Eligible persons must be given the choice to receive public hospital services free of charge as public patients.

Turning to the second principle, the minister's new version in the bill states:

Access to such services by public patients free of charge is to be on the basis of clinical need and within a clinically appropriate period.

I do not think anyone has met that particular principle yet. The new version of principle 3 states:

Arrangements are to be in place to ensure equitable access to such services for all eligible persons, regardless of their geographic location.

That is also so wide ranging that I doubt any state health system meets that principle either. Compare that with the old principle 3, which stated as follows:

To the maximum practicable extent, a state will ensure the provision of public hospital services equitably to all eligible persons regardless of their geographic location.

What they have deliberately done is to broaden the principles in such a manner as to make them meaningless. The effect of these new principles is that the minister can choose himself whether or not to pay who he likes and when he likes. This legislation therefore has no meaning whatsoever. It is no guarantee to the states or to the people who are out there working in the public hospital system that federal funding will be maintained. It leaves the way completely open, if this government is re-elected, for the radical surgery that the Prime Minister proposed for Medicare back in 1987.

The old Medicare principles were less general and less open to ministerial fiat and ministerial interpretation. The government has deliberately broadened the principles to such a ridiculous extent that, as I say, they are trying to render them meaningless. Once again, this applies to up-front hospital charges as well and we believe that there is no guar antee whatsoever on that. That is why we will be moving our amendments in the consideration in detail stage, to try to ensure that public patients have a guarantee that they will not be hit by compulsory charges no matter what this government seeks to do.

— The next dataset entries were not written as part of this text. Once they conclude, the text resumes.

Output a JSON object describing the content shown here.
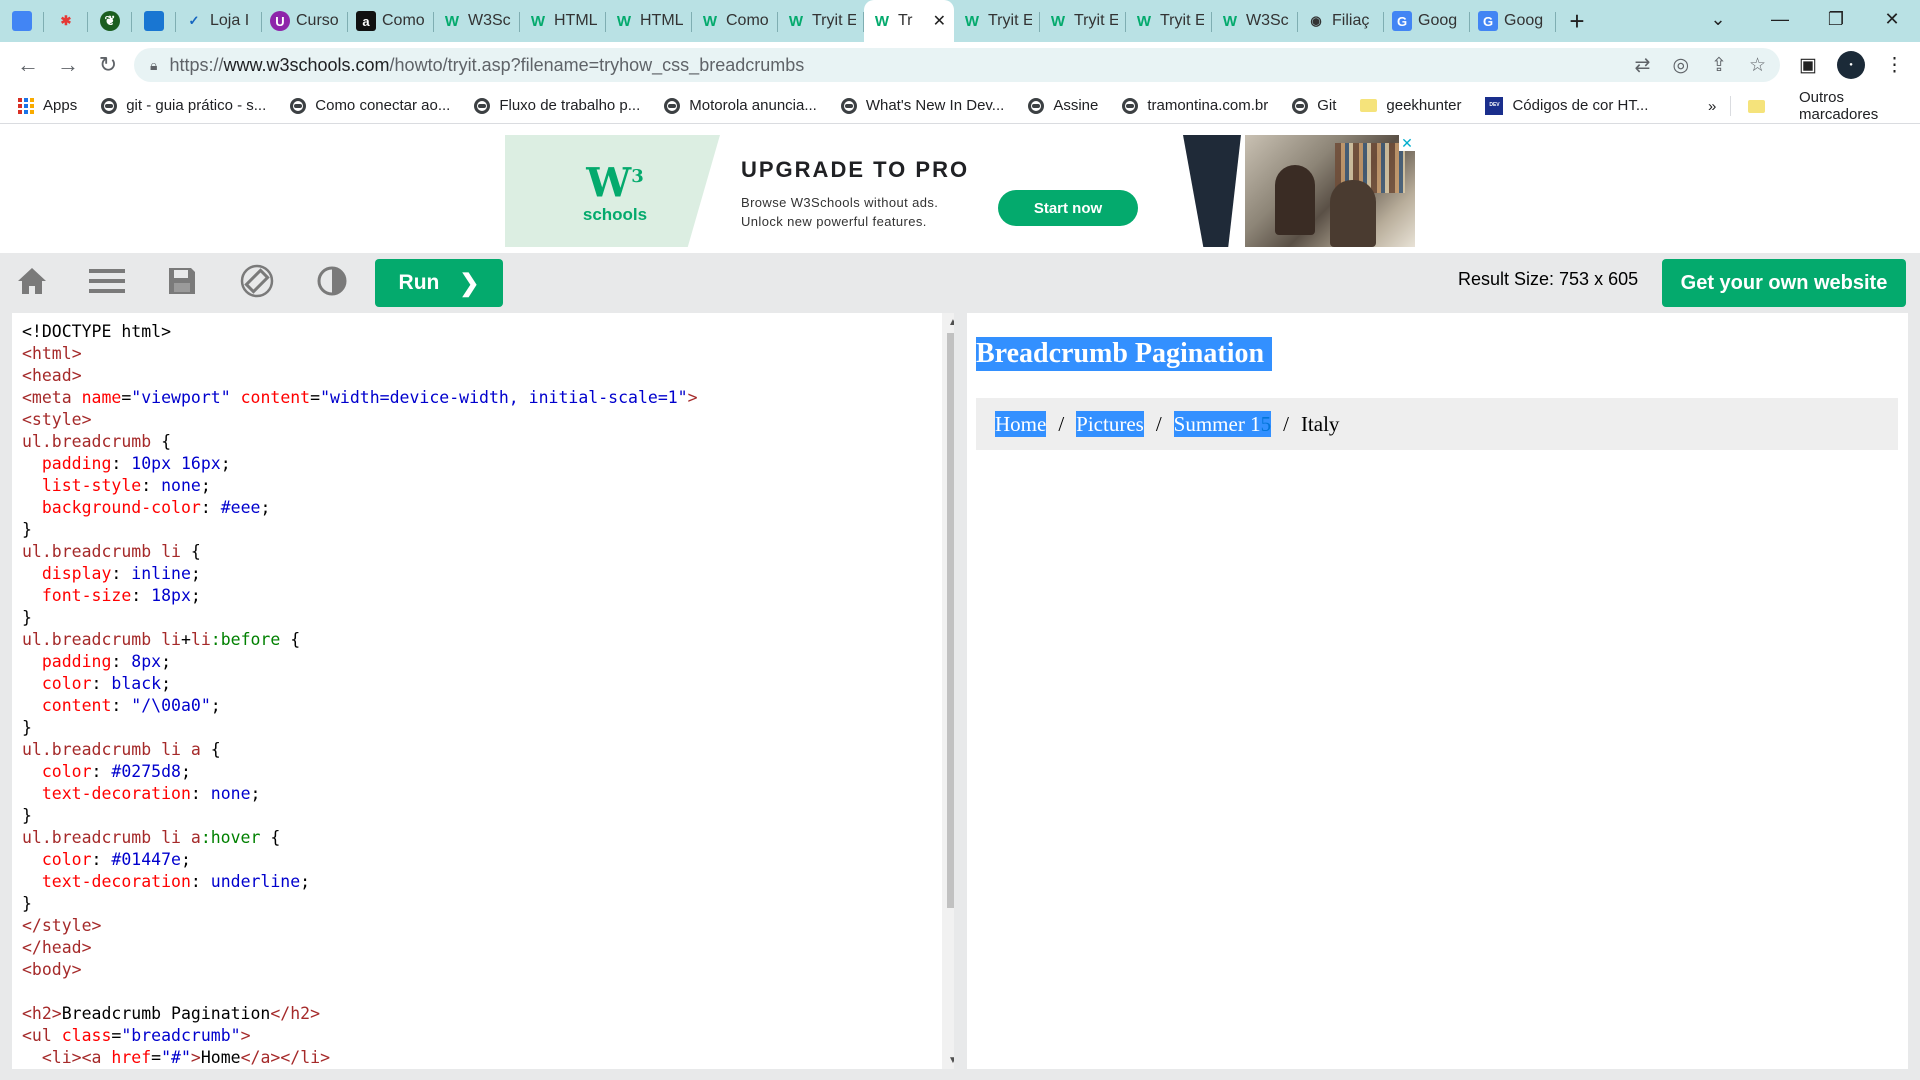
{
  "browser": {
    "tabs": [
      {
        "title": "",
        "icon": "pinned-app-icon",
        "pinned": true,
        "color": "#4285f4"
      },
      {
        "title": "",
        "icon": "asterisk-app-icon",
        "pinned": true,
        "color": "#e53935"
      },
      {
        "title": "",
        "icon": "leaf-app-icon",
        "pinned": true,
        "color": "#1b5e20"
      },
      {
        "title": "",
        "icon": "blue-doc-icon",
        "pinned": true,
        "color": "#1976d2"
      },
      {
        "title": "Loja I",
        "icon": "swoosh-icon",
        "color": "#1565c0"
      },
      {
        "title": "Curso",
        "icon": "u-icon",
        "color": "#8e24aa"
      },
      {
        "title": "Como",
        "icon": "a-icon",
        "color": "#111111"
      },
      {
        "title": "W3Sc",
        "icon": "w3-icon",
        "color": "#04aa6d"
      },
      {
        "title": "HTML",
        "icon": "w3-icon",
        "color": "#04aa6d"
      },
      {
        "title": "HTML",
        "icon": "w3-icon",
        "color": "#04aa6d"
      },
      {
        "title": "Como",
        "icon": "w3-icon",
        "color": "#04aa6d"
      },
      {
        "title": "Tryit E",
        "icon": "w3-icon",
        "color": "#04aa6d"
      },
      {
        "title": "Tr",
        "icon": "w3-icon",
        "color": "#04aa6d",
        "active": true
      },
      {
        "title": "Tryit E",
        "icon": "w3-icon",
        "color": "#04aa6d"
      },
      {
        "title": "Tryit E",
        "icon": "w3-icon",
        "color": "#04aa6d"
      },
      {
        "title": "Tryit E",
        "icon": "w3-icon",
        "color": "#04aa6d"
      },
      {
        "title": "W3Sc",
        "icon": "w3-icon",
        "color": "#04aa6d"
      },
      {
        "title": "Filiaç",
        "icon": "globe-icon",
        "color": "#333333"
      },
      {
        "title": "Goog",
        "icon": "google-translate-icon",
        "color": "#4285f4"
      },
      {
        "title": "Goog",
        "icon": "google-translate-icon",
        "color": "#4285f4"
      }
    ],
    "new_tab": "+",
    "url_prefix": "https://",
    "url_host": "www.w3schools.com",
    "url_path": "/howto/tryit.asp?filename=tryhow_css_breadcrumbs",
    "bookmarks": [
      {
        "label": "Apps",
        "icon": "apps-grid-icon"
      },
      {
        "label": "git - guia prático - s...",
        "icon": "globe-icon"
      },
      {
        "label": "Como conectar ao...",
        "icon": "globe-icon"
      },
      {
        "label": "Fluxo de trabalho p...",
        "icon": "globe-icon"
      },
      {
        "label": "Motorola anuncia...",
        "icon": "globe-icon"
      },
      {
        "label": "What's New In Dev...",
        "icon": "globe-icon"
      },
      {
        "label": "Assine",
        "icon": "globe-icon"
      },
      {
        "label": "tramontina.com.br",
        "icon": "globe-icon"
      },
      {
        "label": "Git",
        "icon": "globe-icon"
      },
      {
        "label": "geekhunter",
        "icon": "folder-icon"
      },
      {
        "label": "Códigos de cor HT...",
        "icon": "devtools-icon"
      }
    ],
    "bookmarks_more": "»",
    "other_bookmarks": "Outros marcadores"
  },
  "ad": {
    "logo_big": "W",
    "logo_sup": "3",
    "logo_small": "schools",
    "headline": "UPGRADE TO PRO",
    "line1": "Browse W3Schools without ads.",
    "line2": "Unlock new powerful features.",
    "cta": "Start now",
    "close": "✕"
  },
  "tryit": {
    "run_label": "Run",
    "run_chevron": "❯",
    "result_size": "Result Size: 753 x 605",
    "get_website": "Get your own website"
  },
  "code_lines": [
    [
      [
        "t-txt",
        "<!DOCTYPE html>"
      ]
    ],
    [
      [
        "t-tag",
        "<"
      ],
      [
        "t-tag",
        "html"
      ],
      [
        "t-tag",
        ">"
      ]
    ],
    [
      [
        "t-tag",
        "<"
      ],
      [
        "t-tag",
        "head"
      ],
      [
        "t-tag",
        ">"
      ]
    ],
    [
      [
        "t-tag",
        "<meta"
      ],
      [
        "t-txt",
        " "
      ],
      [
        "t-attr",
        "name"
      ],
      [
        "t-txt",
        "="
      ],
      [
        "t-str",
        "\"viewport\""
      ],
      [
        "t-txt",
        " "
      ],
      [
        "t-attr",
        "content"
      ],
      [
        "t-txt",
        "="
      ],
      [
        "t-str",
        "\"width=device-width, initial-scale=1\""
      ],
      [
        "t-tag",
        ">"
      ]
    ],
    [
      [
        "t-tag",
        "<style>"
      ]
    ],
    [
      [
        "t-sel",
        "ul.breadcrumb "
      ],
      [
        "t-txt",
        "{"
      ]
    ],
    [
      [
        "t-txt",
        "  "
      ],
      [
        "t-prop",
        "padding"
      ],
      [
        "t-txt",
        ": "
      ],
      [
        "t-val",
        "10px 16px"
      ],
      [
        "t-txt",
        ";"
      ]
    ],
    [
      [
        "t-txt",
        "  "
      ],
      [
        "t-prop",
        "list-style"
      ],
      [
        "t-txt",
        ": "
      ],
      [
        "t-val",
        "none"
      ],
      [
        "t-txt",
        ";"
      ]
    ],
    [
      [
        "t-txt",
        "  "
      ],
      [
        "t-prop",
        "background-color"
      ],
      [
        "t-txt",
        ": "
      ],
      [
        "t-val",
        "#eee"
      ],
      [
        "t-txt",
        ";"
      ]
    ],
    [
      [
        "t-txt",
        "}"
      ]
    ],
    [
      [
        "t-sel",
        "ul.breadcrumb li "
      ],
      [
        "t-txt",
        "{"
      ]
    ],
    [
      [
        "t-txt",
        "  "
      ],
      [
        "t-prop",
        "display"
      ],
      [
        "t-txt",
        ": "
      ],
      [
        "t-val",
        "inline"
      ],
      [
        "t-txt",
        ";"
      ]
    ],
    [
      [
        "t-txt",
        "  "
      ],
      [
        "t-prop",
        "font-size"
      ],
      [
        "t-txt",
        ": "
      ],
      [
        "t-val",
        "18px"
      ],
      [
        "t-txt",
        ";"
      ]
    ],
    [
      [
        "t-txt",
        "}"
      ]
    ],
    [
      [
        "t-sel",
        "ul.breadcrumb li"
      ],
      [
        "t-txt",
        "+"
      ],
      [
        "t-sel",
        "li"
      ],
      [
        "t-pc",
        ":before "
      ],
      [
        "t-txt",
        "{"
      ]
    ],
    [
      [
        "t-txt",
        "  "
      ],
      [
        "t-prop",
        "padding"
      ],
      [
        "t-txt",
        ": "
      ],
      [
        "t-val",
        "8px"
      ],
      [
        "t-txt",
        ";"
      ]
    ],
    [
      [
        "t-txt",
        "  "
      ],
      [
        "t-prop",
        "color"
      ],
      [
        "t-txt",
        ": "
      ],
      [
        "t-val",
        "black"
      ],
      [
        "t-txt",
        ";"
      ]
    ],
    [
      [
        "t-txt",
        "  "
      ],
      [
        "t-prop",
        "content"
      ],
      [
        "t-txt",
        ": "
      ],
      [
        "t-val",
        "\"/\\00a0\""
      ],
      [
        "t-txt",
        ";"
      ]
    ],
    [
      [
        "t-txt",
        "}"
      ]
    ],
    [
      [
        "t-sel",
        "ul.breadcrumb li a "
      ],
      [
        "t-txt",
        "{"
      ]
    ],
    [
      [
        "t-txt",
        "  "
      ],
      [
        "t-prop",
        "color"
      ],
      [
        "t-txt",
        ": "
      ],
      [
        "t-val",
        "#0275d8"
      ],
      [
        "t-txt",
        ";"
      ]
    ],
    [
      [
        "t-txt",
        "  "
      ],
      [
        "t-prop",
        "text-decoration"
      ],
      [
        "t-txt",
        ": "
      ],
      [
        "t-val",
        "none"
      ],
      [
        "t-txt",
        ";"
      ]
    ],
    [
      [
        "t-txt",
        "}"
      ]
    ],
    [
      [
        "t-sel",
        "ul.breadcrumb li a"
      ],
      [
        "t-pc",
        ":hover "
      ],
      [
        "t-txt",
        "{"
      ]
    ],
    [
      [
        "t-txt",
        "  "
      ],
      [
        "t-prop",
        "color"
      ],
      [
        "t-txt",
        ": "
      ],
      [
        "t-val",
        "#01447e"
      ],
      [
        "t-txt",
        ";"
      ]
    ],
    [
      [
        "t-txt",
        "  "
      ],
      [
        "t-prop",
        "text-decoration"
      ],
      [
        "t-txt",
        ": "
      ],
      [
        "t-val",
        "underline"
      ],
      [
        "t-txt",
        ";"
      ]
    ],
    [
      [
        "t-txt",
        "}"
      ]
    ],
    [
      [
        "t-tag",
        "</style>"
      ]
    ],
    [
      [
        "t-tag",
        "</head>"
      ]
    ],
    [
      [
        "t-tag",
        "<body>"
      ]
    ],
    [
      [
        "t-txt",
        ""
      ]
    ],
    [
      [
        "t-tag",
        "<h2>"
      ],
      [
        "t-txt",
        "Breadcrumb Pagination"
      ],
      [
        "t-tag",
        "</h2>"
      ]
    ],
    [
      [
        "t-tag",
        "<ul"
      ],
      [
        "t-txt",
        " "
      ],
      [
        "t-attr",
        "class"
      ],
      [
        "t-txt",
        "="
      ],
      [
        "t-str",
        "\"breadcrumb\""
      ],
      [
        "t-tag",
        ">"
      ]
    ],
    [
      [
        "t-txt",
        "  "
      ],
      [
        "t-tag",
        "<li><a"
      ],
      [
        "t-txt",
        " "
      ],
      [
        "t-attr",
        "href"
      ],
      [
        "t-txt",
        "="
      ],
      [
        "t-str",
        "\"#\""
      ],
      [
        "t-tag",
        ">"
      ],
      [
        "t-txt",
        "Home"
      ],
      [
        "t-tag",
        "</a></li>"
      ]
    ]
  ],
  "result": {
    "title": "Breadcrumb Pagination",
    "crumbs": [
      {
        "label": "Home",
        "selected": "Home",
        "rest": ""
      },
      {
        "label": "Pictures",
        "selected": "Pictures",
        "rest": ""
      },
      {
        "label": "Summer 15",
        "selected": "Summer 1",
        "rest": "5"
      }
    ],
    "separator": "/",
    "current": "Italy"
  },
  "colors": {
    "accent_green": "#04aa6d",
    "selection_blue": "#3390ff",
    "link_blue": "#0275d8",
    "tab_strip": "#b9e1e4"
  }
}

For those reasons, we believe that this legislation is an outrage. The future of Medicare is to be decided in a 90-minute debate in the House of Representatives, a 90-minute debate that is going to commit the Australian taxpayer to spend $29 billion. For all the people out there who know that their local public hospital is under pressure, this is what this government thinks of you and your local hospital: 90 minutes on a Wednesday night; 90 minutes to allow all of those concerns to be dealt with by the national parliament; 90 minutes to determine whether or not their inadequate and measly $29 billion is going to address the pressures and concerns that are out there due to the crisis in the Australian public hospital system.

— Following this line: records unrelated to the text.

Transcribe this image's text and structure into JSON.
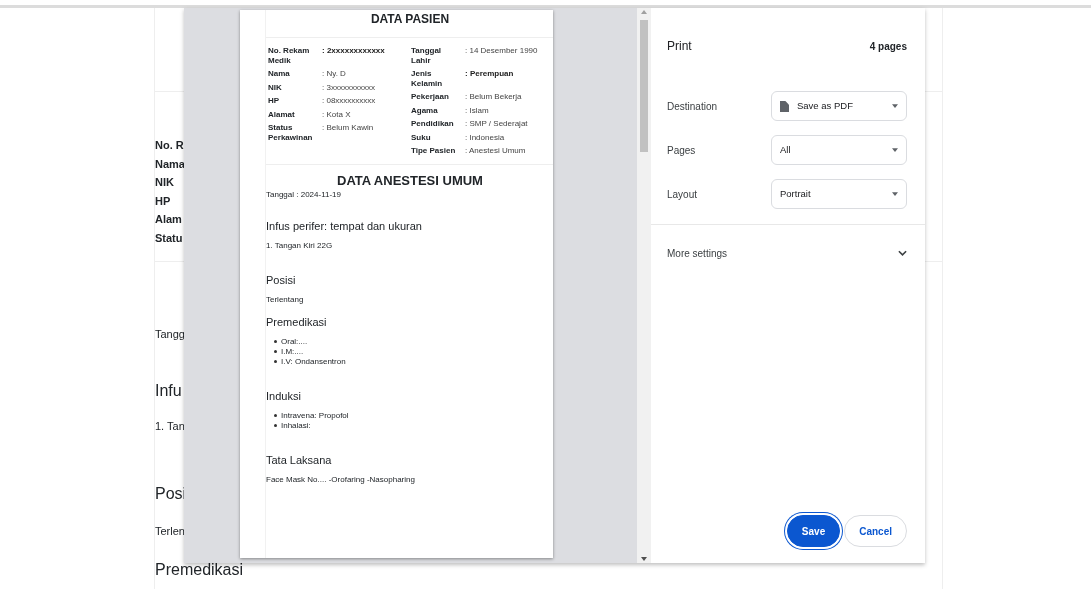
{
  "background_page": {
    "fields": [
      "No. R",
      "Nama",
      "NIK",
      "HP",
      "Alam",
      "Statu"
    ],
    "lines": [
      {
        "kind": "text",
        "text": "Tangg"
      },
      {
        "kind": "heading",
        "text": "Infu"
      },
      {
        "kind": "text",
        "text": "1. Tan"
      },
      {
        "kind": "heading",
        "text": "Posi"
      },
      {
        "kind": "text",
        "text": "Terlen"
      },
      {
        "kind": "heading",
        "text": "Premedikasi"
      }
    ]
  },
  "print_preview": {
    "title": "DATA PASIEN",
    "left_fields": [
      {
        "label": "No. Rekam Medik",
        "value": ": 2xxxxxxxxxxxx",
        "bold": true
      },
      {
        "label": "Nama",
        "value": ": Ny. D",
        "bold": false
      },
      {
        "label": "NIK",
        "value": ": 3xxxxxxxxxxx",
        "bold": false
      },
      {
        "label": "HP",
        "value": ": 08xxxxxxxxxx",
        "bold": false
      },
      {
        "label": "Alamat",
        "value": ": Kota X",
        "bold": false
      },
      {
        "label": "Status Perkawinan",
        "value": ": Belum Kawin",
        "bold": false
      }
    ],
    "right_fields": [
      {
        "label": "Tanggal Lahir",
        "value": ": 14 Desember 1990",
        "bold": false
      },
      {
        "label": "Jenis Kelamin",
        "value": ": Perempuan",
        "bold": true
      },
      {
        "label": "Pekerjaan",
        "value": ": Belum Bekerja",
        "bold": false
      },
      {
        "label": "Agama",
        "value": ": Islam",
        "bold": false
      },
      {
        "label": "Pendidikan",
        "value": ": SMP / Sederajat",
        "bold": false
      },
      {
        "label": "Suku",
        "value": ": Indonesia",
        "bold": false
      },
      {
        "label": "Tipe Pasien",
        "value": ": Anestesi Umum",
        "bold": false
      }
    ],
    "section_title": "DATA ANESTESI UMUM",
    "date": "Tanggal : 2024-11-19",
    "blocks": [
      {
        "kind": "text",
        "heading": "Infus perifer: tempat dan ukuran",
        "items": [
          "1. Tangan Kiri 22G"
        ]
      },
      {
        "kind": "text",
        "heading": "Posisi",
        "items": [
          "Terlentang"
        ]
      },
      {
        "kind": "list",
        "heading": "Premedikasi",
        "items": [
          "Oral:....",
          "I.M:....",
          "I.V: Ondansentron"
        ]
      },
      {
        "kind": "list",
        "heading": "Induksi",
        "items": [
          "Intravena: Propofol",
          "Inhalasi:"
        ]
      },
      {
        "kind": "text",
        "heading": "Tata Laksana",
        "items": [
          "Face Mask No.... -Orofaring -Nasopharing"
        ]
      }
    ]
  },
  "print_settings": {
    "title": "Print",
    "page_count": "4 pages",
    "options": [
      {
        "label": "Destination",
        "value": "Save as PDF",
        "kind": "destination"
      },
      {
        "label": "Pages",
        "value": "All",
        "kind": "plain"
      },
      {
        "label": "Layout",
        "value": "Portrait",
        "kind": "plain"
      }
    ],
    "more_settings": {
      "label": "More settings",
      "expanded": false
    },
    "buttons": [
      {
        "label": "Save",
        "kind": "primary"
      },
      {
        "label": "Cancel",
        "kind": "secondary"
      }
    ]
  }
}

Come the next election, members of the government will each individually be held accountable for their neglect of public hospitals, for their attacks on the public hospital system, for their obsession with private health insurance, for wasting $1.7 billion on private health insurance while the public hospital system lurches from crisis to crisis. They are the people who will be held responsible for the fact that the Australian public hospital system is not going to receive the funding that it so desperately needs.